We all have our secret lives.
I don't mean to say that each of us has a sinister side, which we wickedly act out in some deep, dark, private world. What I do mean is that we all act differently when we are alone, or with a few close intimates, than we act when we are out in public, among others.
There is no one who is so behaviorally consistent that he is the same person in the privacy of his own home as he is in the workplace or marketplace.
Nor do I suggest that there is anything wrong with the fact that we each are two persons, and perhaps even multiple persons, depending upon the social context in which we find ourselves.
It is problematic, however, when we act hypocritically, presenting a pious and altruistic face to the world, while acting cruelly and crudely in our own homes and with our families.
In this week's Torah reading, there appears a particularly piercing and perceptive verse: "Cursed be he who strikes his fellow in secret – and all the people shall say, Amen."
In no way does the Torah imply that he who strikes his fellow in public is to be blessed. Rather, the Torah recognizes the tendency humans have to reserve the worst side of themselves for their secret social settings, even when they behave meritoriously in their public social worlds. It is the façade, the contrast, between public demonstrations of righteousness and private acts of fiendishness that is cursed.
Sinning in secret is particularly offensive in the religious personality. He or she who believes in a God who is omniscient, and who yet sins in private, is guilty, not merely of hypocrisy, but of heresy. If God knows all, how can you delude yourself into thinking that your secret misdeeds can go undetected?
The Shulchan Aruch, the Jewish code of law, opens with a statement recognizing that a person's behavior, when he is alone at home, is very different from his behavior when he appears before a great king. And it urges the religious person to be aware that he is always in the presence of the great King of Kings, the all-knowing God.
But it is not only from a spiritual perspective that it is wrong to act demeaningly in private. There is a practical aspect as well to the importance of behaving properly even in secret. There always is the very real possibility that our secrets will be "leaked" and that things we were sure would never be known will become embarrassingly exposed.
I know of no place where this is conveyed more cogently than in these words of caution, to be found in Ecclesiastes (10:20):
Don't revile a king, even in your intimate thoughts. Don't revile a rich man, even in your bedchamber; For a bird of the air may carry the utterance, And a winged creature may report the word.
Indeed, as our sages say (Berachot 8b), the walls have ears.
The passage in this week's Torah portion which condemns secret violence also gives quite a comprehensive catalog of other sins which tend to be performed behind closed doors. They include elder abuse, criminal business practices, deceiving blind persons, subverting the rights of the helpless, incest and bestiality, and the acceptance of bribery. Quite a list, and one that has certainly not lost its relevance over the centuries.

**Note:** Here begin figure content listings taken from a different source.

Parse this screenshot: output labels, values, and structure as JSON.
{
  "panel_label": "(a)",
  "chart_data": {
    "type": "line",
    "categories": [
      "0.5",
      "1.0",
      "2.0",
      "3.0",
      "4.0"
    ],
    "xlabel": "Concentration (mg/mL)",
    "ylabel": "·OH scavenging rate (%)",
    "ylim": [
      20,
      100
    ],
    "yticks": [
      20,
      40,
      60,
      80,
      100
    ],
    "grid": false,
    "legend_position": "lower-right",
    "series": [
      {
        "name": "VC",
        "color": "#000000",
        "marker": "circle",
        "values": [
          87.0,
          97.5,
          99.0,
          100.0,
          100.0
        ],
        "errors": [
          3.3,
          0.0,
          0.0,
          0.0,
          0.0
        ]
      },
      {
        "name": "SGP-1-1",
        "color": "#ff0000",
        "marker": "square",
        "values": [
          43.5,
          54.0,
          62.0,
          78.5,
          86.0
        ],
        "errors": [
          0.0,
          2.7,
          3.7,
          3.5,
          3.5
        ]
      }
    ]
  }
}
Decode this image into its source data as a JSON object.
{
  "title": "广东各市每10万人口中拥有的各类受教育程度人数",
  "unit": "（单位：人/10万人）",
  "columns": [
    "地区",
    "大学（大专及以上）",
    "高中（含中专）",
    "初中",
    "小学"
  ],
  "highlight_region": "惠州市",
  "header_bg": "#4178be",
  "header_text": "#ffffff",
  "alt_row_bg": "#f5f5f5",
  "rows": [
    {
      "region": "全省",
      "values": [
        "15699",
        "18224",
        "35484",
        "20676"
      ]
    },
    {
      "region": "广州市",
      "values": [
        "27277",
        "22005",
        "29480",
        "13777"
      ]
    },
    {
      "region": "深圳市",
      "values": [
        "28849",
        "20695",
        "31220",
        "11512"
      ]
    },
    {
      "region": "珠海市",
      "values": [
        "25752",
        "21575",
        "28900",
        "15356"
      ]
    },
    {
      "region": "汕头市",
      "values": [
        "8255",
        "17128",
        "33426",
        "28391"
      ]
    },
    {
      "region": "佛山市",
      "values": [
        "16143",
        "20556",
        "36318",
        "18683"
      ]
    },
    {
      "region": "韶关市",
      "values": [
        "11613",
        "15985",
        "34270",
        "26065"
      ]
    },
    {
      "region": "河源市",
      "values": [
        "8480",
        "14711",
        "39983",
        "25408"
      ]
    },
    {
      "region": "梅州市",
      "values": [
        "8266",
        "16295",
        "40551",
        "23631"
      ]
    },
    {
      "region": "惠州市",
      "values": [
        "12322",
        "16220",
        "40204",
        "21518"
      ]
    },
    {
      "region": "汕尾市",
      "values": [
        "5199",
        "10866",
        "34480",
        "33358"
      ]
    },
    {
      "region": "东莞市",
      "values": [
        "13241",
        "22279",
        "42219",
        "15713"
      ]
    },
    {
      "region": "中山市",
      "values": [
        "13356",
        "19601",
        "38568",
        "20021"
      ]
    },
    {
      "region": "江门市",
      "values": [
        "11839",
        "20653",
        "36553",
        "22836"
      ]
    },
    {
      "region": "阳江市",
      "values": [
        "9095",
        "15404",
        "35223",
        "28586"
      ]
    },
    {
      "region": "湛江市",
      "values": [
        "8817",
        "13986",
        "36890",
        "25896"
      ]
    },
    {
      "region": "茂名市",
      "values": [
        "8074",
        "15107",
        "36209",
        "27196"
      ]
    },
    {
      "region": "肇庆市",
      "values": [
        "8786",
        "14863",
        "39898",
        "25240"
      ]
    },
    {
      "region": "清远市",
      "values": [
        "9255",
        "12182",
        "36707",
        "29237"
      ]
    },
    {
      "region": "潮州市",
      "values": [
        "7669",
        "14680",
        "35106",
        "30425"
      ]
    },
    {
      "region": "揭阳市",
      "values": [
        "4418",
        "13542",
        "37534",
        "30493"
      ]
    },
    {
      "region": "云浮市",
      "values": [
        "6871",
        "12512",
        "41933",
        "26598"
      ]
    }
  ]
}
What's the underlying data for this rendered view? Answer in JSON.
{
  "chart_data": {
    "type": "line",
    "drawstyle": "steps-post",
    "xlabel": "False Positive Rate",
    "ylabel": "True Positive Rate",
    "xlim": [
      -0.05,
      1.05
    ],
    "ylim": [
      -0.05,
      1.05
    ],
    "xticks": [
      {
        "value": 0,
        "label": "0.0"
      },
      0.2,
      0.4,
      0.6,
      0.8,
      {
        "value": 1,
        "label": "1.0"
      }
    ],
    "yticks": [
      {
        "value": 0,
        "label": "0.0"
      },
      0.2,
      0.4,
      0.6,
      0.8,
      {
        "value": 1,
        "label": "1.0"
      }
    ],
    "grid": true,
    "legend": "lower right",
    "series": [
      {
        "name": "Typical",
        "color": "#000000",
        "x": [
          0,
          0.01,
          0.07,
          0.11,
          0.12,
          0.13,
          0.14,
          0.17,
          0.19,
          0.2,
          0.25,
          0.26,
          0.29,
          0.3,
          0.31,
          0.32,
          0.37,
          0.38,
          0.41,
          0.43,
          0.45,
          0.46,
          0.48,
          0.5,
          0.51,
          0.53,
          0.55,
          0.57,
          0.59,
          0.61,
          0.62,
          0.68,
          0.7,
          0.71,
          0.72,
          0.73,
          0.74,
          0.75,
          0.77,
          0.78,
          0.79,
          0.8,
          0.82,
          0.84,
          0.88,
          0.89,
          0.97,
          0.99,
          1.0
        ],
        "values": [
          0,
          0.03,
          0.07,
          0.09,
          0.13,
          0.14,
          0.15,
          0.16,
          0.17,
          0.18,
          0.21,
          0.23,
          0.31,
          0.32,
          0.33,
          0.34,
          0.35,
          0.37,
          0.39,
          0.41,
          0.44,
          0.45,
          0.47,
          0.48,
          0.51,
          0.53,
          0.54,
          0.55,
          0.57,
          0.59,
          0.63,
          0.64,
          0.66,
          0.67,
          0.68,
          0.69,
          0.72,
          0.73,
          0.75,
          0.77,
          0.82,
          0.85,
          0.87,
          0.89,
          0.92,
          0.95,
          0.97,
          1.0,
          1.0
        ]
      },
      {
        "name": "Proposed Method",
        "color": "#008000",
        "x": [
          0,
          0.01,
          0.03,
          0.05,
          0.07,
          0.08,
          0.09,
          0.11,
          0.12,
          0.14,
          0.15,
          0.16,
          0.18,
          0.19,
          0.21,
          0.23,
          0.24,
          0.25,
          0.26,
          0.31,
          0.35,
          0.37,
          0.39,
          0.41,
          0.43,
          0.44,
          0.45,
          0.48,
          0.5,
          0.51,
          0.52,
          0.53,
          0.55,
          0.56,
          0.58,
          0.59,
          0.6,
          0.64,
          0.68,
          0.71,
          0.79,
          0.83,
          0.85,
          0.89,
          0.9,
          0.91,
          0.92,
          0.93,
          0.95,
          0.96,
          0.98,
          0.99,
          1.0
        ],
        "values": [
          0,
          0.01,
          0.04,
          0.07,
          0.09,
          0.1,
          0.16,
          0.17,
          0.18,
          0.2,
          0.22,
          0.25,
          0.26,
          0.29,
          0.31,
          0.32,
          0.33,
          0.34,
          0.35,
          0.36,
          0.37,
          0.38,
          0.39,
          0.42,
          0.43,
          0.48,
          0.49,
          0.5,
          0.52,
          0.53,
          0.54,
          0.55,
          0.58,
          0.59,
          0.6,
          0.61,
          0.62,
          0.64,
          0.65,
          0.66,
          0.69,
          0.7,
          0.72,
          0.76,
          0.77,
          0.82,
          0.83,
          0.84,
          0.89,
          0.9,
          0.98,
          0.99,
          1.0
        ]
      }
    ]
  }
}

I am not so naïve as to think that we are required to act in an absolutely identical fashion in our "secret chambers" as we do out in the “real world". To a certain extent, it is necessary and right that we maintain a façade of sorts when we interact in public. We all have, and need, our masks and personas.
But many times, we go too far and indeed split our personalities between the Dr. Jekylls of our external visible behavior and the Mr. Hydes of our inner sancta. How well advised we would be to set as an objective for ourselves the words of the Daily Prayer Book:
"A person should always be God-fearing, privately and publicly, acknowledging the truth and speaking it in his heart."